Breezebrowser is still my favourite software for editing my pictures and deciding which to keep or delete. I can work faster with this bit of software than any other I have seen, but since buying the EOS 1d Mk1v I have noticed how much slower it runs. It is especially noticeable when I bring four pictures up at once for comparison, which I do a lot. They take far too long to load and I was a bit slow to realise why.
The embedded jpgs within the raw files are much larger than on earlier Canon cameras. Breezebrowser uses these embedded jpgs rather than the raw file itself to display an image. I can’t see a setting in the cameras custom functions where the embedded jpg size can be altered, but have found a workaround that speeds things up. I am now shooting in raw mode plus small jpg setting on the camera. Then within Breezebrowsers Preferences/Image Display I have the raw and jpg files linked. When Breezebrowser views the images now it loads the smaller jpg file rather than the larger embedded jpg and things are back to the same speed I am used to.
On a recent two month trip to Spain one of the commonest birds around was the little egret. A large bird, that is often easy to approach, especially from the car. Despite this I only photographed them once during the whole trip. The reason is that it is not just the bird that makes a picture. The background, foreground, overall colours and lighting are vital and if they are not right I do not pick the camera up.
The above picture is not one I would normally take. The background is dark, causing exposure problems with a white bird as the contrast is high. Generally the settings are not very interesting.
Eventually I did come across one in ideal conditions. It was on a beach in the Ebro Delta wading in shallow water. Importantly there was little wind, which kept the water smooth and the sun was coming directly over my shoulder as I approached. Although no longer close to dawn when the light would be even better the sun was still low enough to the horizon for nice light conditions.

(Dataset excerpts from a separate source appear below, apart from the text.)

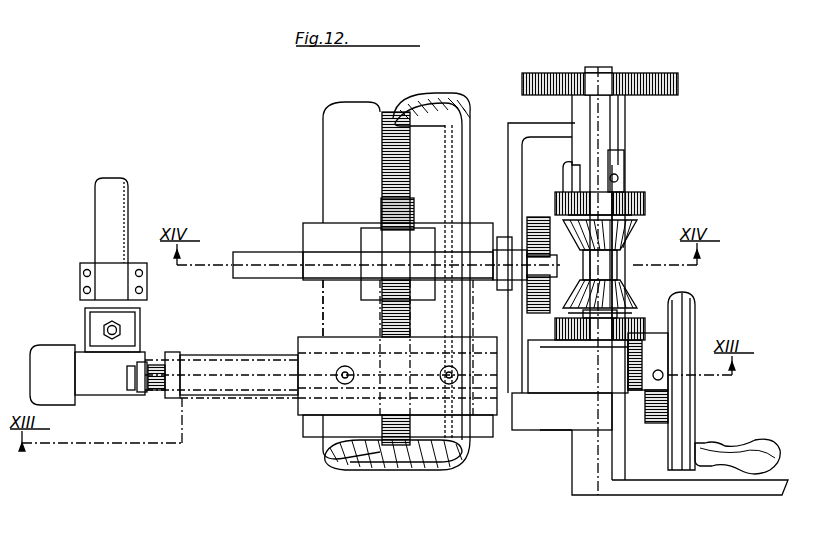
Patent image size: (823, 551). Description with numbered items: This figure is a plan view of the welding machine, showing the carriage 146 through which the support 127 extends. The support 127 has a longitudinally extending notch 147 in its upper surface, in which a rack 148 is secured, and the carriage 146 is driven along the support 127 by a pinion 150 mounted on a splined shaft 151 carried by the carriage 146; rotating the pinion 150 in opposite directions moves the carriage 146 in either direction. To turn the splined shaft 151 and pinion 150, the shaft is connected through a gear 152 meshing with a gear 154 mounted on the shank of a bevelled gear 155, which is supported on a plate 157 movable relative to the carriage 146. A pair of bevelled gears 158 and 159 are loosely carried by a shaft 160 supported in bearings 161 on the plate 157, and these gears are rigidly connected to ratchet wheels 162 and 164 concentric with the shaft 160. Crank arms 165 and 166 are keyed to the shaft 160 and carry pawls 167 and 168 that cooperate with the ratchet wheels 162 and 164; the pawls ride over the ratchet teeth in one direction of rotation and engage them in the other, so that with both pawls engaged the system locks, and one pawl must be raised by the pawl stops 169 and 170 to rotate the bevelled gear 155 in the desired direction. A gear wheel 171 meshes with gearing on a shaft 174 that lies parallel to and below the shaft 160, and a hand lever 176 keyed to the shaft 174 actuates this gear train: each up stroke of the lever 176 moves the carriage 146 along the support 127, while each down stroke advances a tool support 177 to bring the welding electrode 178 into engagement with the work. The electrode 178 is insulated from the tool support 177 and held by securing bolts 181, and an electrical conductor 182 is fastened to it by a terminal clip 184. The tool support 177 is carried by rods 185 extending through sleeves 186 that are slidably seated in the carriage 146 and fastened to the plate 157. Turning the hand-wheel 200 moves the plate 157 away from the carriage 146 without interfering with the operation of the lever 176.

The support 127 is at (458, 96).
The carriage 146 is at (489, 213).
The notch 147 is at (380, 139).
The rack 148 is at (382, 265).
The pinion 150 is at (383, 208).
The splined shaft 151 is at (286, 247).
The gear 152 is at (539, 215).
The gear 154 is at (565, 299).
The bevelled gear 155 is at (600, 257).
The plate 157 is at (530, 120).
The bevelled gear 158 is at (622, 227).
The bevelled gear 159 is at (617, 293).
The shaft 160 is at (617, 272).
The bearings 161 is at (618, 130).
The ratchet wheel 162 is at (632, 192).
The ratchet wheel 164 is at (640, 320).
The crank arm 165 is at (566, 170).
The crank arm 166 is at (596, 348).
The pawl 167 is at (618, 180).
The pawl 168 is at (614, 330).
The pawl stop 169 is at (622, 162).
The pawl stop 170 is at (632, 360).
The gear wheel 171 is at (615, 80).
The shaft 174 is at (600, 497).
The hand lever 176 is at (740, 490).
The tool support 177 is at (174, 392).
The welding electrode 178 is at (82, 360).
The securing bolts 181 is at (140, 392).
The electrical conductor 182 is at (103, 225).
The terminal clip 184 is at (146, 273).
The rods 185 is at (279, 404).
The sleeves 186 is at (250, 404).
The hand-wheel 200 is at (686, 418).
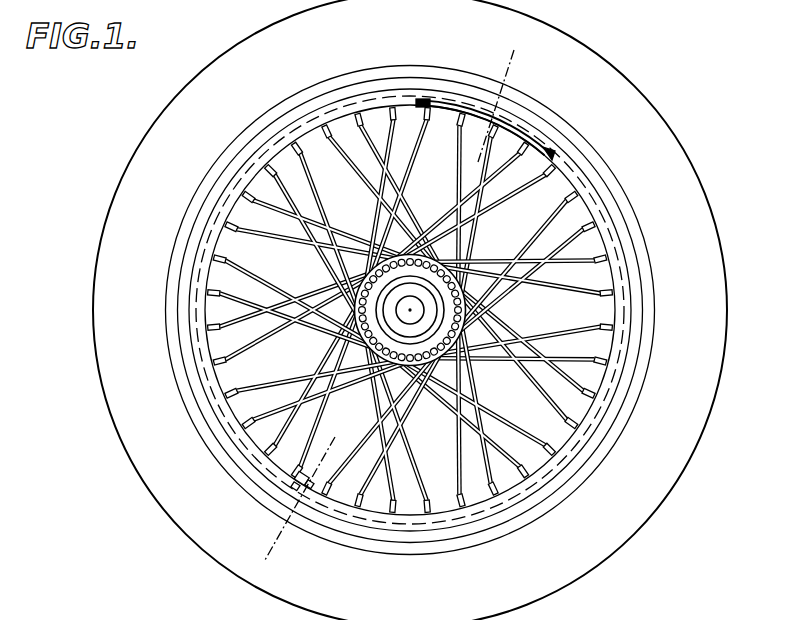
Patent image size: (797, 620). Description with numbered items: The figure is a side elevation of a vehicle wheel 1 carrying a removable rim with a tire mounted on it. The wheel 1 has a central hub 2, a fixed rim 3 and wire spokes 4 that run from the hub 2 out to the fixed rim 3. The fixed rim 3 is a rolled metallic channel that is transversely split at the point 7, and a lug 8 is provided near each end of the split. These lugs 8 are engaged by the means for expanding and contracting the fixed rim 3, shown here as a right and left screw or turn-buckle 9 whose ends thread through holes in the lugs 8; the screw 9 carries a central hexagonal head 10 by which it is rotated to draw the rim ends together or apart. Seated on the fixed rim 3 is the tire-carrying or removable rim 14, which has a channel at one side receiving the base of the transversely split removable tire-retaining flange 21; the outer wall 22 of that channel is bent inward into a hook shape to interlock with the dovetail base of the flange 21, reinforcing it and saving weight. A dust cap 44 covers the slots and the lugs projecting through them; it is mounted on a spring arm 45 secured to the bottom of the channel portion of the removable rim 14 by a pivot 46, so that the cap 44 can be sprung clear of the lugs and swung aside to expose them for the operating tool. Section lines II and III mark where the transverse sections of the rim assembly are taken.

The vehicle wheel 1 is at (410, 310).
The hub 2 is at (410, 310).
The fixed rim 3 is at (442, 513).
The spokes 4 is at (405, 441).
The split point 7 is at (298, 489).
The lug 8 is at (302, 463).
The right and left screw or turn-buckle 9 is at (300, 481).
The central hexagonal head 10 is at (308, 472).
The tire-carrying or removable rim 14 is at (222, 168).
The transversely split removable tire-retaining flange 21 is at (190, 408).
The outer wall of the channel 22 is at (240, 452).
The dust cap 44 is at (550, 160).
The spring arm 45 is at (458, 110).
The pivot 46 is at (424, 101).
The section line II— II is at (303, 494).
The section line III— III is at (487, 107).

It was not possible to get close in the car as the sand was soft. During my week there I towed three Spanish cars out of the sand on this beach, but unusually for me managed to avoid getting stuck myself. The egret was moving slowly left to right along the beach, fishing as it went. I parked 50 metres down the track in the direction the bird was moving, ran across the beach with my 600mm and a bean bag and lay flat on the sand and waited. This is much better than trying to stalk the bird. He is now edging towards me and I am motionless. Because I am low down I offer far less threat and when the bird finally passed me he was close enough to photograph with a 200mm lens. Before he got that close however I had perhaps 30 seconds to shoot pictures. As ever the low angle helps separate the bird from the background and makes the bird look more dramatic.
The blue water was still a little darker than the bird so I dialled in – 2/3rd compensation as I shoot in the Evaluative mode that exposes for the whole picture.